Синий в золотых разводах город казался круглым. По чернильному полотну неба растекались пятна облаков – темные, чернее ночи, и нежно-голубые, как пыль на Млечном пути. Невозможно яркие точки звезд высекали изумрудные искры и, напитавшись влаги, тоже растекались. Рыжие фонари с разбегу бросались в Днепр и тонули, ведомые болотными огнями речных забегаловок. На пустынной Набережной, словно зачарованные водой, застыли две маленькие фигурки. В причудливой игре света мне показалось, что на одной из них, той, что слева, надета шляпа, на полях которой, как на праздничном пироге, красуется множество зажженных свечей. Но нет, ореол потух.
Круги по воде, круги звезд, круги руин; круг цирка – со Старого моста не увидишь. И жизнь была бы идеально круглой и прекрасной, если бы не саднило застрявшее где-то между ребрами чувство тревоги. Маленькое и кудлатое, оно обнаружилось в тот самый момент, когда такси, деликатно касаясь деревьев по обочинам, остановилось у едва различимых ворот. Пока мы ехали по ухабистой улице, где за заборами в подушках бурьяна тонули седые головы капусты, я не отводил глаз от спящей Жужи. Так паршиво я себя не чувствовал еще никогда. В моей накаленной голове какой-то бонвиван давал последнее представление.
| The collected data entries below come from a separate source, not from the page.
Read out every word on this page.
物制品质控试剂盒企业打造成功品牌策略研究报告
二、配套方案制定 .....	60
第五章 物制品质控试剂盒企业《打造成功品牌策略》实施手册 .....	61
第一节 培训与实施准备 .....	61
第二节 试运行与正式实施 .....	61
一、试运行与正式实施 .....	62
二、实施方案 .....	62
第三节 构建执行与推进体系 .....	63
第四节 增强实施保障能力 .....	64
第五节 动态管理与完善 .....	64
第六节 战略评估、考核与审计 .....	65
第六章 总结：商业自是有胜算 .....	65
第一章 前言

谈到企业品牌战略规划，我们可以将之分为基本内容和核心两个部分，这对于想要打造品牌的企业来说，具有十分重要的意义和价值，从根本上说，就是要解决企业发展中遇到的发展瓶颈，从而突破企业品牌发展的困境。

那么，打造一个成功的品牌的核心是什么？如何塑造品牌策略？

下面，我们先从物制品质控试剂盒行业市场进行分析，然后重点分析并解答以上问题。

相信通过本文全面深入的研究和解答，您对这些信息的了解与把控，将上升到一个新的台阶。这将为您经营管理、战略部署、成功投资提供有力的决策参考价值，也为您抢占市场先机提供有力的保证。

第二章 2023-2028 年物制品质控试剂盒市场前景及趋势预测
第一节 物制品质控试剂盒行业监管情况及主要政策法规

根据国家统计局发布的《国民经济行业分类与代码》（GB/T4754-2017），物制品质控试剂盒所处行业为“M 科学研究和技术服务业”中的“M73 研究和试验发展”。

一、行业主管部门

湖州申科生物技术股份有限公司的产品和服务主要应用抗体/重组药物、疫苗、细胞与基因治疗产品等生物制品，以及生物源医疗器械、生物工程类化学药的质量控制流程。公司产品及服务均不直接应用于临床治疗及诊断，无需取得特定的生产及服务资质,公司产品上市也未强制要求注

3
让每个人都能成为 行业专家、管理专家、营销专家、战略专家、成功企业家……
Был аншлаг: в проходах, между креслами, у засыпанной цветами сцены стояли, взмокшая галерка сидела сама у себя на руках, из лож, как флаги в день независимости, свешивались дамы в вечерних платьях, кавалеры, галантно поддерживая их за щиколотки, исподтишка любовались изгибами не по-женски мускулистых спин. Все кричали, тыкали пальцами и лорнетами, с галерки неслось улюлюканье. Кто-то напыщенный и невидимый гремел со сцены: «Виновен или нет? А если да, то какое понесет наказание?» Топот, гомон, свист. «А может, еще не поздно? Может, можно еще передумать?» – донеслось из-за кулис, но тут такси остановилось, приехали, сколько я вам должен, Жужа, просыпайся, вам помочь, нет спасибо, осторожно, совсем темно, всего доброго, и вам того же, и даже галерке стало ясно, что передумывать поздно.
Накрапывал дождь, фонари не горели. Такси, потоптавшись на месте, как огромный светляк, берущий разгон, растаяло в темноте. Я до сих пор с ненавистью вспоминаю и эту желтую колымагу, и ее монументального шофера со взглядом лукавого всезнайки, и весь тот путь – неоновый кошмар, – который мы вместе преодолели. Расплачиваясь, я нагнулся к шоферу: он был в высоких желтых сапогах. Эти сапоги, вкупе с фальшивым «вам помочь» и сардонической складкой у маленького тонкого рта, сделали воспоминания о том вечере невыносимыми.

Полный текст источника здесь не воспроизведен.